Some of the best sources of big data are from those things that are furthest away, satellites. What data are satellites good at providing and what can’t they provide? What are different tools for collecting data that are necessary and compliment them?
Indeed satellite-based remote sensing data are becoming very detailed, in terms of spatial and temporal resolutions, and imagery analysis is already a powerful tool supporting decision making at multiple levels. For example, Digital Globe now has a historical archive of sub-meter resolution imagery for more than 15 years across the globe. This is a tremendous resource that we can use to see the changes in plant growth and stresses at plot level and deforestation and land use at landscape scale. The ultimate holy grail of using remote sensing in agriculture is the accurate prediction of crop yields especially in smallholders’ farms. However, we are not quite there yet. There are many methods being researched very actively, yet most of the methods are developed in rather homogeneous, large-scale farms in U.S. and Canada, not so common in developing regions like sub-Saharan Africa, where 70% of farms are intercropped and weeding is not done well. For these reasons, groundtruthing is still very much needed. We need a good collection of in-field crop cut and household survey data to help understand how farmers manage the fields and how much they produce and, relate this data with how they look from the space. There are many projects doing this, but there is no coordinated effort to share those groundtruthing data yet. This will be a real low hanging fruit, to develop a way to pool all the groundtruthing data from small farmers’ fields and make a big dataset to fine-tune the yield prediction models.
We talked about big data approaches and how they affect agricultural production at farms. What about governments? Do you see the role of big data in the policy making processes?
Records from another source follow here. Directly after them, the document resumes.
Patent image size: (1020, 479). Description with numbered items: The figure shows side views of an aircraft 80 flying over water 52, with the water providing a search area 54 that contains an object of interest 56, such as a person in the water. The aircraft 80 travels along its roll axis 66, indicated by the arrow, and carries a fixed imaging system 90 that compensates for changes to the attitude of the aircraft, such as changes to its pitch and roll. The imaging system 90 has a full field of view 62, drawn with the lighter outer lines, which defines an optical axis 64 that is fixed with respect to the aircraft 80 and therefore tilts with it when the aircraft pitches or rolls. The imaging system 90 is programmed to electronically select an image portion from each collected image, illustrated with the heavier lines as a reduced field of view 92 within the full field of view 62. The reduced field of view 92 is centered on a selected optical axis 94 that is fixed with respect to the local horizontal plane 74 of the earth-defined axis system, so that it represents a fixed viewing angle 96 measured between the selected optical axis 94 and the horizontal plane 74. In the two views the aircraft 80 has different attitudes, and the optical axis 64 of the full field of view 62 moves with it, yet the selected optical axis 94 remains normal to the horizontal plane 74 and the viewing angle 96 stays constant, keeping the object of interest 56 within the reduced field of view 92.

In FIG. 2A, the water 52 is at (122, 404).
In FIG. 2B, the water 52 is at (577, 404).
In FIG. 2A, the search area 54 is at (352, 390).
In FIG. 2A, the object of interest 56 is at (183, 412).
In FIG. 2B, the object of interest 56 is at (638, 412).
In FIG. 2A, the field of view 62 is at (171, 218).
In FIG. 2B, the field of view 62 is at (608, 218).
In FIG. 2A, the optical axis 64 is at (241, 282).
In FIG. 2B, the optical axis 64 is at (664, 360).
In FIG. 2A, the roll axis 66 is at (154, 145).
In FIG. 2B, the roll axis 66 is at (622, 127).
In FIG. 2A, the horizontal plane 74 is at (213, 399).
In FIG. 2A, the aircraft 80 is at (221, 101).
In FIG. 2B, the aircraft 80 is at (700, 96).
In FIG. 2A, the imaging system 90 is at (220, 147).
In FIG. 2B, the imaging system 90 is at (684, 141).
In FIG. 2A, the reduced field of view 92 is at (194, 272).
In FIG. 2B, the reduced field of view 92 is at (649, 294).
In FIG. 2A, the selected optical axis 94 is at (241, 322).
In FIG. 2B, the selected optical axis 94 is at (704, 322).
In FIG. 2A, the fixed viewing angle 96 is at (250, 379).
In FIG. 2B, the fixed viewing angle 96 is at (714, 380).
Yes! First, policy makers need lots of data beyond the farm-level. The boundary of agriculture expands to a broad spectrum of sectors much beyond the traditional definition of production-focused agriculture – such as logistics, infrastructure, and energy. To know where to invest on what, what are the bottlenecks in the value-chain, it’d be essential to have access to these variety of data accessible and interconnected. If you can monitor consumers’ demand change from the food markets’ point of sale over time, for example consumers use mango pulps more than legumes in dai, you can perhaps inform farmers and help the value-chain to adjust supply and demand in advance and avoid any dramatic price shocks. When data analytics tools are provided together with the large datasets from multiple sources across sectors, government and policy makers will be able to make much more targeted investment and planning decisions. In India, for example, last year Ministry of Finance announced an ambitious plan to double farmers’ income by 2022. Our research showed that this goal can not be achieved by only focusing on staple crops, such as rice, wheat, or maize. Policy should be made to encourage farmers to grow more vegetables and fruits and diversify for additional income generation. Big data and analytics can help the Ministry to develop a set of detailed scenarios as blueprints, analyze trade-offs, and monitor the progresses and also provide course-adjustments through real-time data. There are lots of opportunities, and we will see these examples more and more, likely starting from here in Telangana.